Gene Therapy: Novel Conditioning Strategies Replace Busulfan
- This text details research presented on novel approaches to treating Severe Combined Immunodeficiency (SCID), Fanconi Anemia (FA), and Sickle Cell Disease.
- * SCID: Researchers led by Agarwal investigated briquilimab, a humanized monoclonal antibody, as a non-toxic option to donor engraftment for SCID patients who had failed previous transplants.
- * problem: Myeloablative conditioning with busulfan for sickle cell disease can cause infertility and organ damage, deterring patients from treatment.
Summary of Research Presented: Briquilimab & Novel Gene Therapy Approaches for Immunodeficiencies & Sickle Cell Disease
This text details research presented on novel approaches to treating Severe Combined Immunodeficiency (SCID), Fanconi Anemia (FA), and Sickle Cell Disease. here’s a breakdown:
1. Briquilimab for SCID & Fanconi Anemia:
* SCID: Researchers led by Agarwal investigated briquilimab, a humanized monoclonal antibody, as a non-toxic option to donor engraftment for SCID patients who had failed previous transplants.
* Key Findings: The study (NCT02963064) showed briquilimab was safe, led to robust myeloid engraftment, and didn’t cause adverse events or myelosuppression.A dose of 0.6 mg/kg was found optimal for consistent engraftment and immune cell production. Patients could receive treatment as outpatients.
* Fanconi Anemia (FA): Agarwal’s team explored briquilimab in combination with other drugs (anti-thymocyte globulin, cyclophosphamide, fludarabine, and rituximab) for FA patients with bone marrow failure, aiming to avoid the toxic effects of busulfan.
* Key Findings: The phase 1b trial (NCT04784052) demonstrated safety, with no treatment-emergent adverse events or graft-versus-host disease. Patients showed rapid neutrophil engraftment (median 11 days) and stable donor chimerism up to 2 years post-treatment.
2. Novel Gene Therapy for Sickle Cell Disease (“ESCAPE” Strategy):
* problem: Myeloablative conditioning with busulfan for sickle cell disease can cause infertility and organ damage, deterring patients from treatment.
* demirci’s Approach: Developed a non-genotoxic, fertility-preserving gene therapy using base editing (preferred over CRISPR-Cas9 due to avoiding DNA breaks).

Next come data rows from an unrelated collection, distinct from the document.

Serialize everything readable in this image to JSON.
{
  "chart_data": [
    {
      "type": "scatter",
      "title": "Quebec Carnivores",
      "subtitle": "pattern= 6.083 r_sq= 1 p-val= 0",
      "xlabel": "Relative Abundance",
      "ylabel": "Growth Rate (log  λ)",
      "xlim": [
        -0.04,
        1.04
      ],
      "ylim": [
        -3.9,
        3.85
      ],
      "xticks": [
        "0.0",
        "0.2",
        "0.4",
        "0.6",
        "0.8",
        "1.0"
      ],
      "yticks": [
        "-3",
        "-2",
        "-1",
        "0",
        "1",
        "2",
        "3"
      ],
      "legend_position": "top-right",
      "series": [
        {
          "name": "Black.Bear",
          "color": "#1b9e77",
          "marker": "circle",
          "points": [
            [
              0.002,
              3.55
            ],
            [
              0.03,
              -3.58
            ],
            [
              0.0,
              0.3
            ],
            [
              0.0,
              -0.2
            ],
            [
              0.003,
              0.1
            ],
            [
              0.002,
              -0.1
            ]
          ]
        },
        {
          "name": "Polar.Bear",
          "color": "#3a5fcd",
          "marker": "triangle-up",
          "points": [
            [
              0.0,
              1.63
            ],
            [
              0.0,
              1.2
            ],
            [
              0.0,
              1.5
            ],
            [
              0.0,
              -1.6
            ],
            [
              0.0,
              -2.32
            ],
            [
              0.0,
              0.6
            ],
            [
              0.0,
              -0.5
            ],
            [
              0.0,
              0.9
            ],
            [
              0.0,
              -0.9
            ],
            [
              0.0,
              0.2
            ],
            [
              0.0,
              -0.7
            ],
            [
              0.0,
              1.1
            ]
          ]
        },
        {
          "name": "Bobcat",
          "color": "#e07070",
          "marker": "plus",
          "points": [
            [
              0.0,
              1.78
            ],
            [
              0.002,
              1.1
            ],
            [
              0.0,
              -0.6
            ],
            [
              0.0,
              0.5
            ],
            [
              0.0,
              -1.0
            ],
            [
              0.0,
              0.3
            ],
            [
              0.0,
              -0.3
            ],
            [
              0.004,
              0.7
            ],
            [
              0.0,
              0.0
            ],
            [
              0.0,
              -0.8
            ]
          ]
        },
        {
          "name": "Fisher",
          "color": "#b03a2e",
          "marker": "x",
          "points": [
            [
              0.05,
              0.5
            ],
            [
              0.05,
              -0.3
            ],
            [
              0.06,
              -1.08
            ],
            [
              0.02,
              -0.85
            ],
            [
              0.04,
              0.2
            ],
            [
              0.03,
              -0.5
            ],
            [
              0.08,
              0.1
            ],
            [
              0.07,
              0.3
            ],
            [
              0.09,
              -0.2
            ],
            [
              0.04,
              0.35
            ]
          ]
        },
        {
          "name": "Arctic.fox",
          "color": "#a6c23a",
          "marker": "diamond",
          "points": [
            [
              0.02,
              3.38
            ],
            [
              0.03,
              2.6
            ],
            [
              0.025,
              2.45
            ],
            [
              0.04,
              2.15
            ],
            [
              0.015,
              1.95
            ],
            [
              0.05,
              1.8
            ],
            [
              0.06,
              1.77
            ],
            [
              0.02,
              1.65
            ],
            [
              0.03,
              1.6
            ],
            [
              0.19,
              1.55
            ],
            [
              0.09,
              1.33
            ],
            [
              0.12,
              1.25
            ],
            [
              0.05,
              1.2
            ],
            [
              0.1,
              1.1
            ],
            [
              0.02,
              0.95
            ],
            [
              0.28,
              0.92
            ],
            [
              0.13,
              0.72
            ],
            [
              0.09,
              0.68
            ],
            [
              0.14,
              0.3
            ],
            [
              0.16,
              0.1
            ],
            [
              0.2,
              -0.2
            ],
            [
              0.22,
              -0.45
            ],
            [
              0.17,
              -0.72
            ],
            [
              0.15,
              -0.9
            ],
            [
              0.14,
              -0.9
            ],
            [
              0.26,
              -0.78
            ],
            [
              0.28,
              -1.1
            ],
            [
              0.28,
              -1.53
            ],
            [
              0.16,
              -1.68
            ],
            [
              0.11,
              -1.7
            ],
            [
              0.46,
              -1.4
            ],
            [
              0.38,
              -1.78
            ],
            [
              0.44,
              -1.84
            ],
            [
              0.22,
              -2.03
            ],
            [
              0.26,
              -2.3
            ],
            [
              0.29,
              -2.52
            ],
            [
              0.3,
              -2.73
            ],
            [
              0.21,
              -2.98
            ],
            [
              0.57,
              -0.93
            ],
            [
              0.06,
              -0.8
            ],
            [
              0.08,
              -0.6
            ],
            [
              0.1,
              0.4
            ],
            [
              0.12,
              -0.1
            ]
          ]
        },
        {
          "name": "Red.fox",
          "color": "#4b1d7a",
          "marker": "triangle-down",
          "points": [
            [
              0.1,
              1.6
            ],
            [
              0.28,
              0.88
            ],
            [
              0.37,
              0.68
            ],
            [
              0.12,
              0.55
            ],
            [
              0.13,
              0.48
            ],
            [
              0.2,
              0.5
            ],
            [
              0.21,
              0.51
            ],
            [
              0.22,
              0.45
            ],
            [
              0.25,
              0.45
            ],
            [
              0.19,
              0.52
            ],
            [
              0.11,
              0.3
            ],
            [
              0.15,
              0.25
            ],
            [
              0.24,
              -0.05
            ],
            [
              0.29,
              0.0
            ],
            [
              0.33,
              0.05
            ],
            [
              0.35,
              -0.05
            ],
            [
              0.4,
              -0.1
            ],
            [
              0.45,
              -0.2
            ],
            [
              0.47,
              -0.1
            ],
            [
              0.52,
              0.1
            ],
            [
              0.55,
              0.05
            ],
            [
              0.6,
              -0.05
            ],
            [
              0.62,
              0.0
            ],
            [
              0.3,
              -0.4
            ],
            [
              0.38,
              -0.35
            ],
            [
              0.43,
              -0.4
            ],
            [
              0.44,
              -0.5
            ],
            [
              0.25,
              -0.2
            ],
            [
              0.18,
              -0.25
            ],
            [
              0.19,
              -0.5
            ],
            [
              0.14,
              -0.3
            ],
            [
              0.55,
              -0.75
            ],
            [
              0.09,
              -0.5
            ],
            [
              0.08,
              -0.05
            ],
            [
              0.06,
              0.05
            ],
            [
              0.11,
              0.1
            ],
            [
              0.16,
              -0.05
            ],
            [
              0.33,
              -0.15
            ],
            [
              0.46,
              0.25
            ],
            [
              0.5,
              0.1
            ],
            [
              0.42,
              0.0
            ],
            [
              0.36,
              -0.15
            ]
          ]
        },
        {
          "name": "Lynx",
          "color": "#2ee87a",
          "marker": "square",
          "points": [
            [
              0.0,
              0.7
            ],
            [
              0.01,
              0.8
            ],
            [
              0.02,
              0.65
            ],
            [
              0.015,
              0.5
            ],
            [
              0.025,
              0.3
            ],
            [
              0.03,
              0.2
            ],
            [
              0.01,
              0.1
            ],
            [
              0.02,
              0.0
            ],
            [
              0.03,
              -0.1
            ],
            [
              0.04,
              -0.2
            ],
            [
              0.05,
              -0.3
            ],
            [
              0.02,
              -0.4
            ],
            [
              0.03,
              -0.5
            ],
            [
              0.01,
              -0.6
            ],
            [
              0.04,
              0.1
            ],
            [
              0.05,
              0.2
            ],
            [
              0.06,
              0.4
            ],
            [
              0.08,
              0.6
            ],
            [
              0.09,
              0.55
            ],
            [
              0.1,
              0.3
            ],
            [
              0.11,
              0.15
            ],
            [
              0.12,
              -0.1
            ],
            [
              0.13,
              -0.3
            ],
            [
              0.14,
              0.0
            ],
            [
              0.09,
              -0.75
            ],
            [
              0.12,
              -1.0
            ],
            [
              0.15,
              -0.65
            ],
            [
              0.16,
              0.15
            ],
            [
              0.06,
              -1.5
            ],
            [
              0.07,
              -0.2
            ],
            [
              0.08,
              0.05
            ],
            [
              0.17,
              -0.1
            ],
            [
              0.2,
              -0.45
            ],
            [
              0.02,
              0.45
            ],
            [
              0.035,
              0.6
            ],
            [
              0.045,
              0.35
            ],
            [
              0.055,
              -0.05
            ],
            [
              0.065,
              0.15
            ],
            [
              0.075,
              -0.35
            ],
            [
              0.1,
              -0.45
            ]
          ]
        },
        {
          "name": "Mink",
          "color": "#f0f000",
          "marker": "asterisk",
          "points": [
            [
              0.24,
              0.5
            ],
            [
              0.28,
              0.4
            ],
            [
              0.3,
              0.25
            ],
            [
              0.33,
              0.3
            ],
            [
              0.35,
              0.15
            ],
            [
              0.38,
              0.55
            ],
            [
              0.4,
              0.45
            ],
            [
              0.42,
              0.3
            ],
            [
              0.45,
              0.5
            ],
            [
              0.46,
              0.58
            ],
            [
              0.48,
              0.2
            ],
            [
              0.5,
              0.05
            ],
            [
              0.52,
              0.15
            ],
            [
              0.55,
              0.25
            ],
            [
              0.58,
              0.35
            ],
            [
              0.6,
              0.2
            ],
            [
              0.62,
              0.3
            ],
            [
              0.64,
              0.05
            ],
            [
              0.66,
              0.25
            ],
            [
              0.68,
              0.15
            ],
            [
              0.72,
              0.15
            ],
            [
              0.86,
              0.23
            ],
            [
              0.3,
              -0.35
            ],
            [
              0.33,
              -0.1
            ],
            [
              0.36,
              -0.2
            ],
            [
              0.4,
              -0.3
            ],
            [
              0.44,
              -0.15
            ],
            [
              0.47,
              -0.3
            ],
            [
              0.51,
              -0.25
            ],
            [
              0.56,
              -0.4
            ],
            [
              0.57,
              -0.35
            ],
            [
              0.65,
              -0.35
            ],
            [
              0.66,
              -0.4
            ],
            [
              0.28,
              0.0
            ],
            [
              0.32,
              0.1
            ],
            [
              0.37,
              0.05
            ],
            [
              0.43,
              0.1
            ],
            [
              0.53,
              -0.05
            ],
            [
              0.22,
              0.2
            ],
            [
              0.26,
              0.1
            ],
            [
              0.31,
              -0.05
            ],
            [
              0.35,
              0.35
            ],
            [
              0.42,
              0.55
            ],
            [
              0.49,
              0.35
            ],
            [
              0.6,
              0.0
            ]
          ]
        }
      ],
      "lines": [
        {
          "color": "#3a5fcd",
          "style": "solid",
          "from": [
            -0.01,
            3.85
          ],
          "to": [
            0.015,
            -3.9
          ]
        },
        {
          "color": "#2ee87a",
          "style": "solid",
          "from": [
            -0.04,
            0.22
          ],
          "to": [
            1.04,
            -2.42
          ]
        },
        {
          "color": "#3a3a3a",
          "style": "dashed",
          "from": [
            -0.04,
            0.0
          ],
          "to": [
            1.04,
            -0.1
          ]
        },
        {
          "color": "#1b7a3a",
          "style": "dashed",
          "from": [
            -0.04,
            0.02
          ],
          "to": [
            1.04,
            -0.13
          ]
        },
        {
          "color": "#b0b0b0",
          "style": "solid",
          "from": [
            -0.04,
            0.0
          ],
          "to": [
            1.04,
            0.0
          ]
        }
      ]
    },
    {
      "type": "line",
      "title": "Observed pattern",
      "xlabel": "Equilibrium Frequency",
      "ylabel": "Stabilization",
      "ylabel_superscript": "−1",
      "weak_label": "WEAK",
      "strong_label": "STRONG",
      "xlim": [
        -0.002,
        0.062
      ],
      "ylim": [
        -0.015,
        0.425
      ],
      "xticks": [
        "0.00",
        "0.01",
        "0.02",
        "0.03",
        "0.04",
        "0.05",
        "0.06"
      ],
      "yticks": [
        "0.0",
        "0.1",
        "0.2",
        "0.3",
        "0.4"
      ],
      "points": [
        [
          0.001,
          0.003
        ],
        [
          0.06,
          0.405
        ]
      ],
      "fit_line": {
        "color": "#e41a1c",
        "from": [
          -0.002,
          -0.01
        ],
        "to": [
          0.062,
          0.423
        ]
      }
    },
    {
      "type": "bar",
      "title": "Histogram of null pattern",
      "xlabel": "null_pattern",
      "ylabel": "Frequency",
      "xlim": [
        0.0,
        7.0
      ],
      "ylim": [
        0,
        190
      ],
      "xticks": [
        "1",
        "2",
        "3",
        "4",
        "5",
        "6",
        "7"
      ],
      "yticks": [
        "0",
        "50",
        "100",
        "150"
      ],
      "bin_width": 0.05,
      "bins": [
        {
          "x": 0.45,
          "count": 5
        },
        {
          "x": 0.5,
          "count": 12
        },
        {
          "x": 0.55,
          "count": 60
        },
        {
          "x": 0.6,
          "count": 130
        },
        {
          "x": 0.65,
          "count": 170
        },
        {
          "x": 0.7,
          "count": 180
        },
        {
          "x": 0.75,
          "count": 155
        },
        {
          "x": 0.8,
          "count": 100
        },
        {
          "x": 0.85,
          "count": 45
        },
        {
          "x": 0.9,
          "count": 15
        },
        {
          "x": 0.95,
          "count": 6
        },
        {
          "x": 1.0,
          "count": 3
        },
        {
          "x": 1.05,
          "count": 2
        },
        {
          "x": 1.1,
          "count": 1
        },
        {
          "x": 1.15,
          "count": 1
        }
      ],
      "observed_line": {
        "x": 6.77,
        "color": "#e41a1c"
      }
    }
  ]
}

* “ESCAPE” Mechanism: Hematopoietic stem cells are edited to modify the CD117 binding site and increase fetal hemoglobin expression.The modified cells can then ”escape” destruction by an anti-CD117 antibody used for conditioning, while unedited host cells are eliminated. This minimizes damage to healthy tissues.

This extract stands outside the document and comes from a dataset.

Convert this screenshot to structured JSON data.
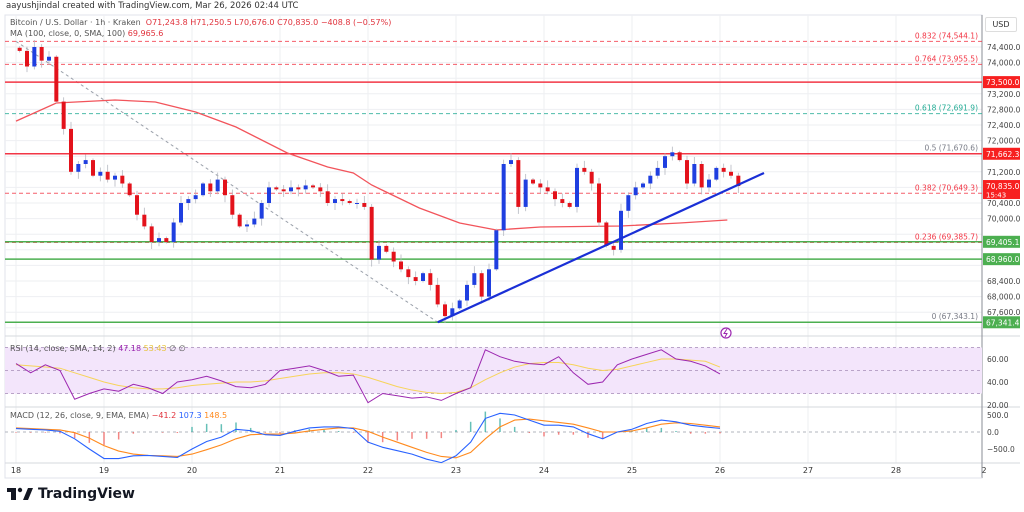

In essence, the research highlights promising new strategies to improve treatment outcomes and reduce toxicity for patients with these serious genetic disorders. Briquilimab offers a potential alternative to conventional transplantation approaches, while Demirci’s gene therapy aims to overcome the limitations of current conditioning regimens for sickle cell disease.